Using twitter as an outage notification

Skywing Skywing at valhallalegends.com
Sun Jul 5 16:20:01 UTC 2009


Hmm... doesn't that kind of defeat the point of using Twitter instead of your own infrastructure to begin with, aside from adding another (Posterous) single point of failure for all your communication mechanisms?

Perhaps it is not so important for snow days vs. outage situations, but it seems to me like it would be simpler and more reliable to go directly to the source and not use Posterous.

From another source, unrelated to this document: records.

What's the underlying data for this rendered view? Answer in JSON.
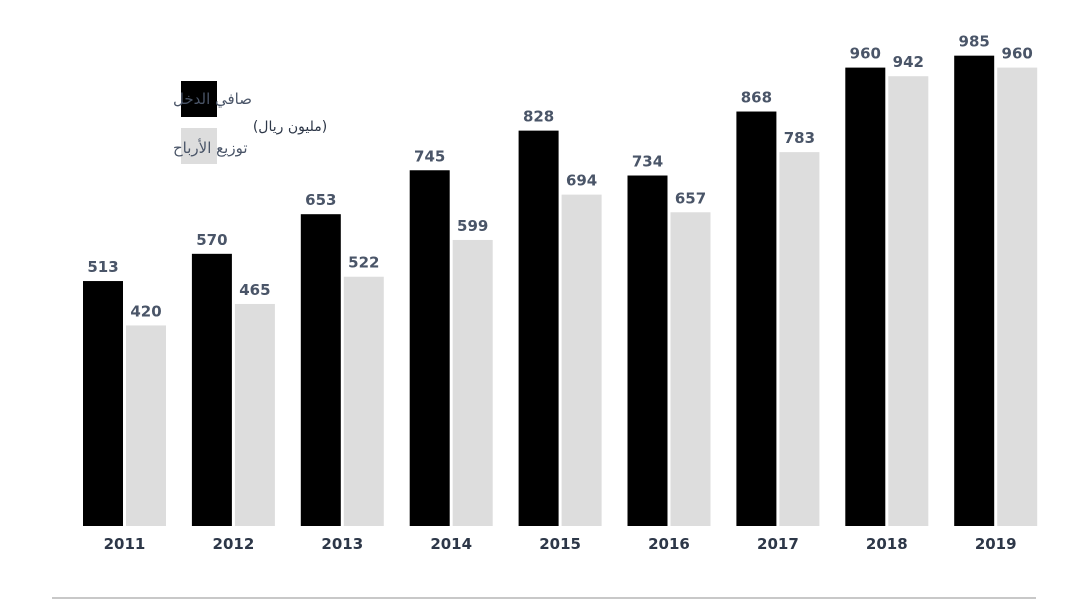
{
  "chart_data": {
    "type": "bar",
    "categories": [
      "2011",
      "2012",
      "2013",
      "2014",
      "2015",
      "2016",
      "2017",
      "2018",
      "2019"
    ],
    "series": [
      {
        "name": "صافي الدخل",
        "color": "#000000",
        "values": [
          513,
          570,
          653,
          745,
          828,
          734,
          868,
          960,
          985
        ]
      },
      {
        "name": "توزيع الأرباح",
        "color": "#dddddd",
        "values": [
          420,
          465,
          522,
          599,
          694,
          657,
          783,
          942,
          960
        ]
      }
    ],
    "unit_label": "(مليون ريال)",
    "ylim": [
      0,
      1000
    ],
    "legend": "top-left",
    "grid": false
  }
}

(Besides, I suspect the chances are reasonable that between mail/www/Twitter, you're going to have a low set of users in the other social networking sites crowd who don't have any overlap to begin with.  Diminishing returns?)

- S

-----Original Message-----
From: JC Dill <jcdill.lists at gmail.com>
Sent: Sunday, July 05, 2009 08:18
Cc: nanog at merit.edu <nanog at merit.edu>
Subject: Re: Using twitter as an outage notification


Roland Perry wrote:
>> There's the temptation by some of companies to leverage the latest
>> technology to appear "cool" and "in tune" with customers, but by far and
>> large, when something goes down customers either do no nothing, wait, or
>> call in.  I think the best use of everyone's time is to make sure
>> their call
>> center/support desk has the capability to post an announcement to
>> those that
>> call in.
>
> It's a High School. They don't have a "support desk" (or more than
> handful of phone lines [1]). Even the local radio station can't cope
> with one call per school asking them to broadcast the news that they
> have closed due to bad weather.
>
>> And then make sure something gets posted to the website.
>
> Unfortunately, the number of students polling the website for news
> means it can't cope with the traffic.
Really?  Um, wow.  How big is this school?  Is the webserver on an ISDN
line?
> I don't believe they can justify paying more for better web hosting,
> just to manage this once-a-year half hour event.
This is a case where it makes *perfect* sense to offload emergency
notifications to another, larger system such as twitter, *as well as*
post to the school website (ideally via a blog, so you can use posterus
to do both actions in one email).  There's no fee, the cost to "set
up"[1] is your time to securely configure a posterus account and a list
to send to posterus (see below) and then to send an announcement post to
posterus (and thus post on the school blog and on twitter) and to send
an email to all students and parents notifying them so they can follow
the school's announcement feed on twitter.

jc

[1] To setup: create an announcement mailing list with a name like
post72045gh at school.edu - the name is kept private.  The mailing list
will send to posterus (and yourself - do NOT use this list to send to
regular users - if you want to do that make a different list, a public
list).  This prevents students from sending out snow day emails by
forging the school's secretary's email address and sending to posterus
themselves - they would need to guess the name of the mailing list and
send "from" that name to posterus to forge a snow day email.

For even more security, set the list to no approved posters.  The people
who are authorized to send out the announcement will be authorized to
*approve* posts from non-members (who are everyone).  Anyone on the
school staff can post (but still, keep the address private, only
distribute it to those who need to know!).  The posts are held for
moderation and are sent to the people who can approve, and they have to
click on the approval link and approve the post before it gets
distributed.  Test this system with the people who will use it, so that
they understand what happens if they are the first one to click on the
approval link, and what happens if someone else is first (no messages
left to approve).  Also, make sure they can remember the password for
moderating the private email list - the whole thing grinds to a halt if
none of them can remember their password at 4 am when they try to send a
snowday announcement and it remains stuck in the distribution list and
never gets out and posted.  The usual system people use to remember an
infrequently used password (of having a password on a note by the
computer in the office) doesn't work at 4 am when everyone is at home.